General Motors plans to roll out 30 fresh EV models by the end of 2025. General Motors’ Ultium Drive system and battery plants in Ohio, Tennessee and Lansing are likely to scale up its e-mobility prowess. The company is on track to deliver on its $2 billion net cost reduction program by the end of 2024. Its superior liquidity profile and investor-friendly moves bode well.

General Motors has an Earnings ESP of +7.77%. It has an expected earnings growth rate of 18.8% for the current year. The Zacks Consensus Estimate for current-year earnings has improved 0.4% over the last seven days.

General Motors recorded earnings surprises in the last four reported quarters, with an average beat of 20%. The company is set to release earnings results on April 23, before the opening bell.


United Rentals Inc. (URI - Free Report)

This company is benefiting from sustained demand in its end markets and the strength of its core rental business. During the fourth-quarter 2023, rental revenues increased 13.5% from the year-ago quarter to $3.12 billion. Given the strength of the present market condition, United Rentals has provided strong guidance for 2024.

For 2024, the company expects total revenues in the range of $14.65-$15.15 billion, up from $14.332 billion reported a year ago. United Rentals sees multi-year tailwinds across infrastructure, energy, power, and manufacturing.

United Rentals has an Earnings ESP of +2.32%. It has an expected earnings growth rate of 5.9% for the current year. The Zacks Consensus Estimate for current-year earnings has improved 0.2% over the last seven days.

United Rentals recorded earnings surprises in three out of the last four reported quarters, with an average beat of 3.1%. The company is set to release earnings results on April 24, after the closing bell.


Hess Corp. (HES - Free Report)

This company's two primary production engines are the Bakken shale and the Stabroek project offshore Guyana. In particular, Hess Corp. has achieved numerous world-class oil findings in the Stabroek Block, accounting for more than 11 billion barrels of oil equivalent (Boe) in recoverable resources.

Moving onto the company's Bakken shale play, the exploration & production firm possesses numerous premium untapped drilling locations.
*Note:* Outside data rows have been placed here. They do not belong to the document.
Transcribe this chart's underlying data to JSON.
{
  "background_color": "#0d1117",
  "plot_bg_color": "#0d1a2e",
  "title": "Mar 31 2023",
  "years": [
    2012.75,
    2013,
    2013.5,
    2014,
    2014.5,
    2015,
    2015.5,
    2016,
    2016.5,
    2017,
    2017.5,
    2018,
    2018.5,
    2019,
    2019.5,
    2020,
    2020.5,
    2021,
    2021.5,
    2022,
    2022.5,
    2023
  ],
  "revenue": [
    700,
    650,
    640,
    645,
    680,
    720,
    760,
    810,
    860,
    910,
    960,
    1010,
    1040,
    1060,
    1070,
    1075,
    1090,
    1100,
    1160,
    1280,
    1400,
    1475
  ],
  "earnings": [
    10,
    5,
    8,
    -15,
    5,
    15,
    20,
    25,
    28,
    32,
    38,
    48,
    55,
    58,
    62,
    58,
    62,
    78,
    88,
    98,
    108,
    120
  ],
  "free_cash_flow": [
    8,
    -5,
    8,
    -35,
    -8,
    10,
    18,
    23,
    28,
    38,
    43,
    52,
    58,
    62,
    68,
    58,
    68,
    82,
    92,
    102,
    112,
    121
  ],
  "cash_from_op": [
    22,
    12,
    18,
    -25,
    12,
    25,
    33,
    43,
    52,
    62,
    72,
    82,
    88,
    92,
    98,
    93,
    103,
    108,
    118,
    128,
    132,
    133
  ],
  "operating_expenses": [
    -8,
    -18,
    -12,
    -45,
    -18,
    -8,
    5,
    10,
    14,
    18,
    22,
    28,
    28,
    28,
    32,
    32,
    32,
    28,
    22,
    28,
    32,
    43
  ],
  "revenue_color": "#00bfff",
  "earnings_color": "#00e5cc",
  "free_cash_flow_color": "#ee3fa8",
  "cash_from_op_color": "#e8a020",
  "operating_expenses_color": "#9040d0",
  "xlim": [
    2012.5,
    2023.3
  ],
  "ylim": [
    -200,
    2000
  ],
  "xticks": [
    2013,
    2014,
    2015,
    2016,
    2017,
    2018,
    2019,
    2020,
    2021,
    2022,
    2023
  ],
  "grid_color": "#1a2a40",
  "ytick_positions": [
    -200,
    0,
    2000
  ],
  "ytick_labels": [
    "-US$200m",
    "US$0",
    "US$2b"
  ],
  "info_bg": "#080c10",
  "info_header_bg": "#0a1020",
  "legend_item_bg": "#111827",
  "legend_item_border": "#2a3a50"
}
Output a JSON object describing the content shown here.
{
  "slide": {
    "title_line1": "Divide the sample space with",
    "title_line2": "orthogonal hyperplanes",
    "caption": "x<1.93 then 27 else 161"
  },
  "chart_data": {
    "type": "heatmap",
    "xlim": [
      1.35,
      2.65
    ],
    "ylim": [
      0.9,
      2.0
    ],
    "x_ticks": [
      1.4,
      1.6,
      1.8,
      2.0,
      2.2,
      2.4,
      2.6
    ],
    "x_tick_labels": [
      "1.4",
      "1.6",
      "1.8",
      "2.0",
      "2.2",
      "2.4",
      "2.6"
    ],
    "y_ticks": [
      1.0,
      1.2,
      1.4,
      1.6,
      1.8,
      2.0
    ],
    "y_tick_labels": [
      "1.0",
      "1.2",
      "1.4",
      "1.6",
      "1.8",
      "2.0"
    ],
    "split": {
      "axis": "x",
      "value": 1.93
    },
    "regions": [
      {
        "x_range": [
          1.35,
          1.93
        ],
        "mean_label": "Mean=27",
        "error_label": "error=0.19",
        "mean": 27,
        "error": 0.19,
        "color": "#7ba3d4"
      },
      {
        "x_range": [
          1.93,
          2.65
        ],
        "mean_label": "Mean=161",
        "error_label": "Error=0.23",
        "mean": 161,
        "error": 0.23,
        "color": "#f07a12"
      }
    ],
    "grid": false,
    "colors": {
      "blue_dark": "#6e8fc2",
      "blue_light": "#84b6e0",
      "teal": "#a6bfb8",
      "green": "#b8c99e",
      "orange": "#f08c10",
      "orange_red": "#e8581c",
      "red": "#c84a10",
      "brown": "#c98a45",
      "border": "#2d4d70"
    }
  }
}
Hess Corp.'s announced buyout by Chevron is also a great transaction for shareholders, as they realize a premium and become part of a supermajor.

Hess Corp. has an Earnings ESP of +10.21%. It has an expected earnings growth rate of 60.2% for the current year. The Zacks Consensus Estimate for current-year earnings has improved 4.3% over the last seven days.

Hess Corp. recorded earnings surprises in the last four reported quarters, with an average beat of 17.5%. The company is set to release earnings results on April 25, before the opening bell.


Valero Energy Corp. (VLO - Free Report)

Finally, this company is a premier refining player with presence across North America and the Caribbean. Valero Energy's diverse network favors robust refining margins, utilizing cost-effective crude for over half of its needs.

Valero Energy is focused on returning capital to shareholders through dividends and share buybacks. The demand for the company's distillate fuel is poised to increase from the new sulfur regulation standard set by the International Maritime Organization.

Valero Energy has an Earnings ESP of +26.07%. The Zacks Consensus Estimate for current-year earnings has improved 0.3% over the last seven days. Valero Energy recorded earnings surprises in the last four reported quarters, with an average beat of 10.7%. The company is set to release earnings results on April 25, before the opening bell.